What Passes for Research and Journalism on Health
Perusing Alternet this morning led me to not one, but two articles (in under a minute) that make me wonder about what passes for research and journalism on health in America.
First, there's the "Sugar is the New Heroin," which talks about sugar addiction as if for the first time and is based on Bart Hoedel of Princeton University's infliction of suffering on the rodent community. Meanwhile, he could probably find the same results if he just looked around him at the various people in his life who are sugar-addicted. And yet . . .
As usual, the research comes with a caveat that it’s too early to fully understand its implications for humans. Our relationship to food – which is simultaneously physical and emotional – is highly complex. Nevertheless, Hoedel notes that “It seems possible that the brain adaptations and behavioral signs seen in rats may occur in some individuals with binge-eating disorder or bulimia.”
"Breaking the Food Seduction" and other books have been addressing the American addiction to sugar and ways to break free from it for years. Not to mention any parent of a toddler can attest to the effects of sugar on the human brain (and any grown up who's paying attention to the way food affects them).
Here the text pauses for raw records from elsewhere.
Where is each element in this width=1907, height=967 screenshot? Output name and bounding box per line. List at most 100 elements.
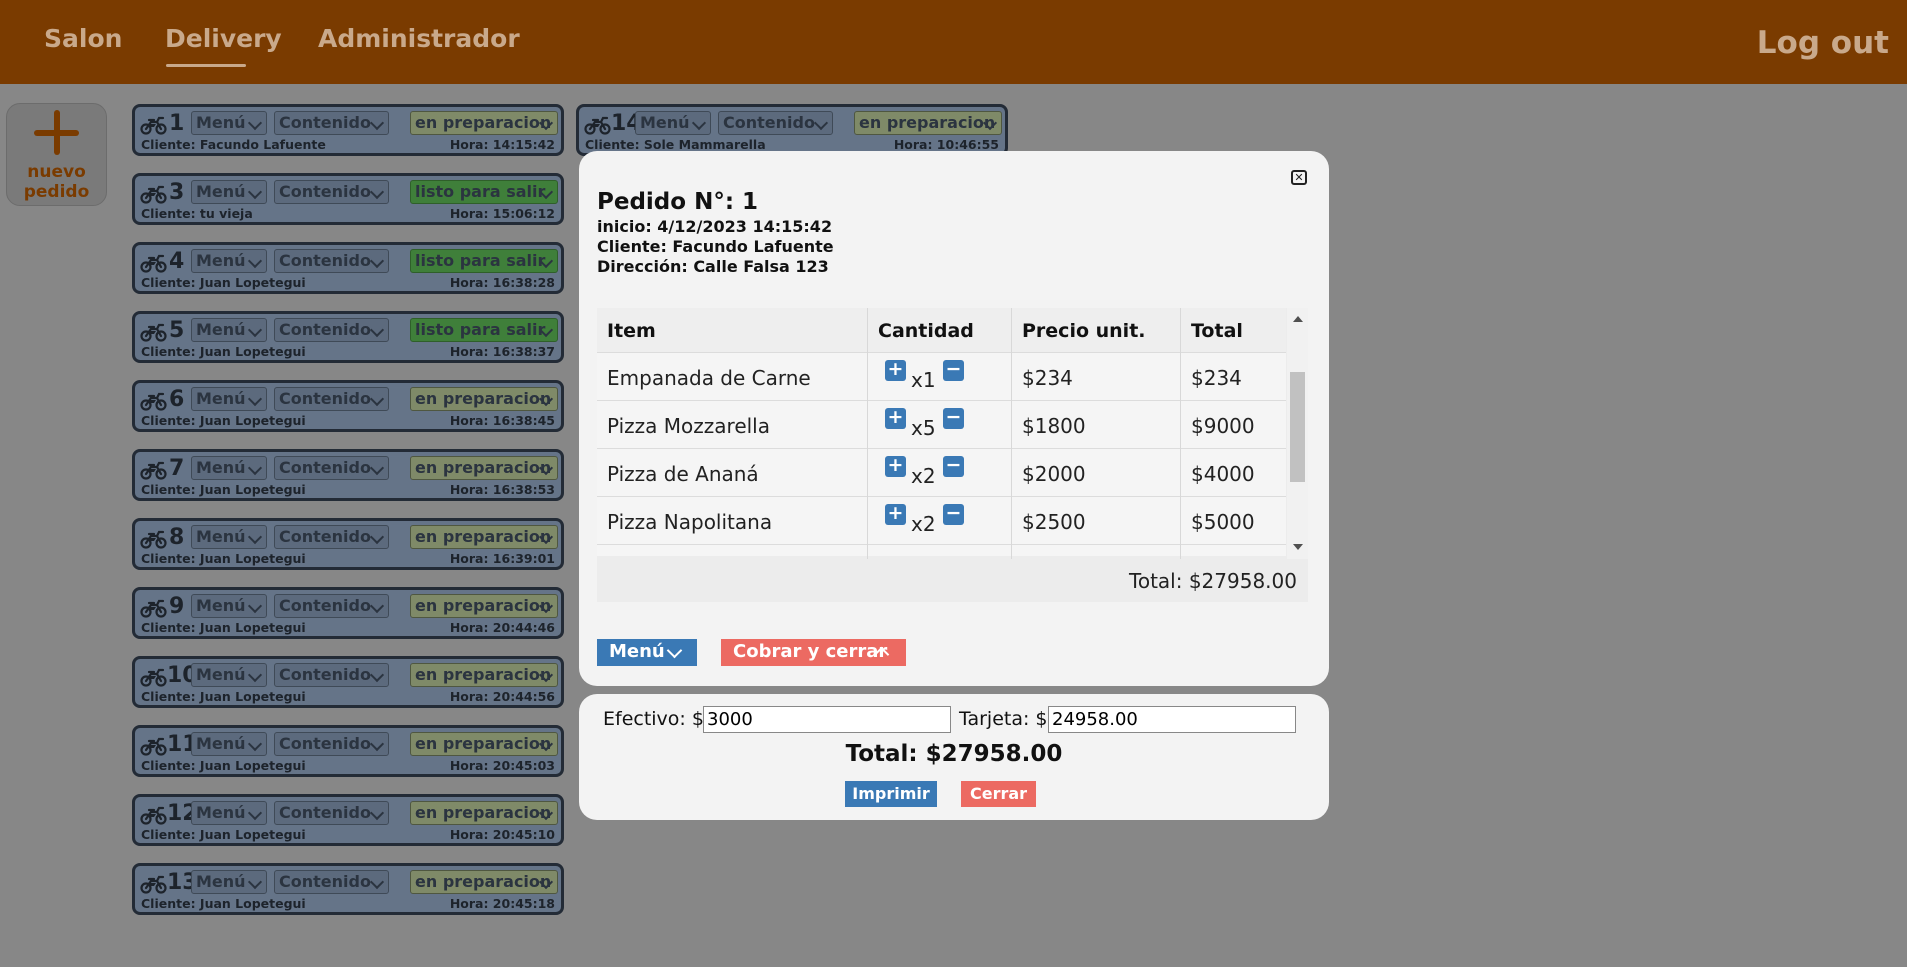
status-dropdown[interactable]: listo para salir <box>410 180 558 204</box>
menu-dropdown[interactable]: Menú <box>191 525 267 549</box>
menu-dropdown[interactable]: Menú <box>191 456 267 480</box>
efectivo-input[interactable] <box>703 706 951 733</box>
new-order-button[interactable]: nuevo pedido <box>6 103 107 206</box>
menu-dropdown[interactable]: Menú <box>191 594 267 618</box>
item-unit-price: $2500 <box>1022 510 1086 534</box>
contenido-dropdown[interactable]: Contenido <box>274 111 389 135</box>
decrease-qty-button[interactable]: − <box>943 456 964 477</box>
menu-button[interactable]: Menú <box>597 639 697 666</box>
contenido-dropdown[interactable]: Contenido <box>274 663 389 687</box>
chevron-down-icon <box>369 391 385 407</box>
chevron-down-icon <box>369 874 385 890</box>
contenido-dropdown[interactable]: Contenido <box>274 180 389 204</box>
menu-dropdown[interactable]: Menú <box>191 801 267 825</box>
menu-dropdown[interactable]: Menú <box>635 111 711 135</box>
order-card[interactable]: 12 Menú Contenido en preparacion Cliente: Ju… <box>132 794 564 846</box>
contenido-dropdown[interactable]: Contenido <box>274 387 389 411</box>
nav-administrador[interactable]: Administrador <box>318 24 520 53</box>
order-number: 4 <box>169 249 185 274</box>
order-card[interactable]: 9 Menú Contenido en preparacion Cliente: Jua… <box>132 587 564 639</box>
menu-dropdown[interactable]: Menú <box>191 180 267 204</box>
menu-dropdown[interactable]: Menú <box>191 387 267 411</box>
logout-button[interactable]: Log out <box>1757 25 1889 61</box>
chevron-down-icon <box>369 253 385 269</box>
order-time: Hora: 10:46:55 <box>893 137 999 152</box>
contenido-dropdown[interactable]: Contenido <box>274 801 389 825</box>
menu-dropdown[interactable]: Menú <box>191 318 267 342</box>
order-card[interactable]: 5 Menú Contenido listo para salir Cliente: J… <box>132 311 564 363</box>
contenido-dropdown[interactable]: Contenido <box>274 870 389 894</box>
decrease-qty-button[interactable]: − <box>943 408 964 429</box>
order-card[interactable]: 14 Menú Contenido en preparacion Cliente: So… <box>576 104 1008 156</box>
menu-dropdown-label: Menú <box>196 458 246 477</box>
status-dropdown[interactable]: en preparacion <box>410 594 558 618</box>
order-number: 1 <box>169 111 185 136</box>
top-navbar: Salon Delivery Administrador Log out <box>0 0 1907 84</box>
status-dropdown[interactable]: en preparacion <box>410 456 558 480</box>
order-card[interactable]: 1 Menú Contenido en preparacion Cliente: Fac… <box>132 104 564 156</box>
contenido-dropdown-label: Contenido <box>279 734 371 753</box>
status-dropdown-label: en preparacion <box>415 389 552 408</box>
scroll-down-icon[interactable] <box>1293 544 1303 550</box>
order-card[interactable]: 6 Menú Contenido en preparacion Cliente: Jua… <box>132 380 564 432</box>
status-dropdown[interactable]: en preparacion <box>410 663 558 687</box>
tarjeta-input[interactable] <box>1048 706 1296 733</box>
column-divider <box>1011 308 1012 559</box>
nav-delivery[interactable]: Delivery <box>165 24 282 67</box>
item-name: Empanada de Carne <box>607 366 811 390</box>
contenido-dropdown[interactable]: Contenido <box>274 456 389 480</box>
order-card[interactable]: 3 Menú Contenido listo para salir Cliente: t… <box>132 173 564 225</box>
order-address: Dirección: Calle Falsa 123 <box>597 257 829 276</box>
col-cantidad: Cantidad <box>878 320 974 342</box>
close-icon[interactable]: ✕ <box>1291 170 1307 185</box>
menu-dropdown[interactable]: Menú <box>191 870 267 894</box>
imprimir-button[interactable]: Imprimir <box>845 781 937 807</box>
increase-qty-button[interactable]: + <box>885 504 906 525</box>
chevron-down-icon <box>247 460 263 476</box>
menu-dropdown[interactable]: Menú <box>191 111 267 135</box>
decrease-qty-button[interactable]: − <box>943 360 964 381</box>
status-dropdown[interactable]: en preparacion <box>410 801 558 825</box>
contenido-dropdown[interactable]: Contenido <box>274 732 389 756</box>
status-dropdown[interactable]: en preparacion <box>410 525 558 549</box>
item-total: $234 <box>1191 366 1242 390</box>
status-dropdown[interactable]: en preparacion <box>410 732 558 756</box>
order-card[interactable]: 8 Menú Contenido en preparacion Cliente: Jua… <box>132 518 564 570</box>
contenido-dropdown[interactable]: Contenido <box>274 318 389 342</box>
scroll-up-icon[interactable] <box>1293 316 1303 322</box>
nav-salon[interactable]: Salon <box>44 24 122 53</box>
increase-qty-button[interactable]: + <box>885 456 906 477</box>
table-scrollbar[interactable] <box>1287 308 1308 559</box>
chevron-down-icon <box>247 253 263 269</box>
increase-qty-button[interactable]: + <box>885 360 906 381</box>
status-dropdown[interactable]: listo para salir <box>410 318 558 342</box>
order-card[interactable]: 11 Menú Contenido en preparacion Cliente: Ju… <box>132 725 564 777</box>
item-qty: x2 <box>911 512 936 536</box>
order-card[interactable]: 10 Menú Contenido en preparacion Cliente: Ju… <box>132 656 564 708</box>
col-precio: Precio unit. <box>1022 320 1146 342</box>
new-order-label-line2: pedido <box>23 182 90 202</box>
cobrar-y-cerrar-button[interactable]: Cobrar y cerrar <box>721 639 906 666</box>
decrease-qty-button[interactable]: − <box>943 504 964 525</box>
menu-dropdown[interactable]: Menú <box>191 249 267 273</box>
status-dropdown[interactable]: listo para salir <box>410 249 558 273</box>
status-dropdown[interactable]: en preparacion <box>410 111 558 135</box>
menu-dropdown[interactable]: Menú <box>191 663 267 687</box>
cerrar-button[interactable]: Cerrar <box>961 781 1036 807</box>
scroll-thumb[interactable] <box>1290 372 1305 482</box>
order-card[interactable]: 13 Menú Contenido en preparacion Cliente: Ju… <box>132 863 564 915</box>
status-dropdown[interactable]: en preparacion <box>410 387 558 411</box>
status-dropdown[interactable]: en preparacion <box>854 111 1002 135</box>
contenido-dropdown[interactable]: Contenido <box>274 525 389 549</box>
order-card[interactable]: 4 Menú Contenido listo para salir Cliente: J… <box>132 242 564 294</box>
contenido-dropdown[interactable]: Contenido <box>718 111 833 135</box>
contenido-dropdown-label: Contenido <box>279 527 371 546</box>
status-dropdown[interactable]: en preparacion <box>410 870 558 894</box>
chevron-down-icon <box>369 667 385 683</box>
contenido-dropdown[interactable]: Contenido <box>274 594 389 618</box>
increase-qty-button[interactable]: + <box>885 408 906 429</box>
order-client: Cliente: Facundo Lafuente <box>597 237 834 256</box>
order-card[interactable]: 7 Menú Contenido en preparacion Cliente: Jua… <box>132 449 564 501</box>
contenido-dropdown[interactable]: Contenido <box>274 249 389 273</box>
menu-dropdown[interactable]: Menú <box>191 732 267 756</box>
In 2008, forcing rodents to become addicted to anything that humans choose to expose them to is more absurd than ever.
Next, there's the embarrassing reality that the Journal of the American Medical Association recently had to print a correction for publishing a study that concluded that Americans aren't eating too many animal products. Why the correction? The study, and many others like it listed in "Health Experts Make a Perverse Push for Fat-Rich, Red Meat Diets" were authored by people formerly employed by the National Cattlemen's Beef Association and funded by the National Dairy Council and the Egg Nutrition Center.
Net message? If you want to find someone's real intention, following the money isn't a bad place to start.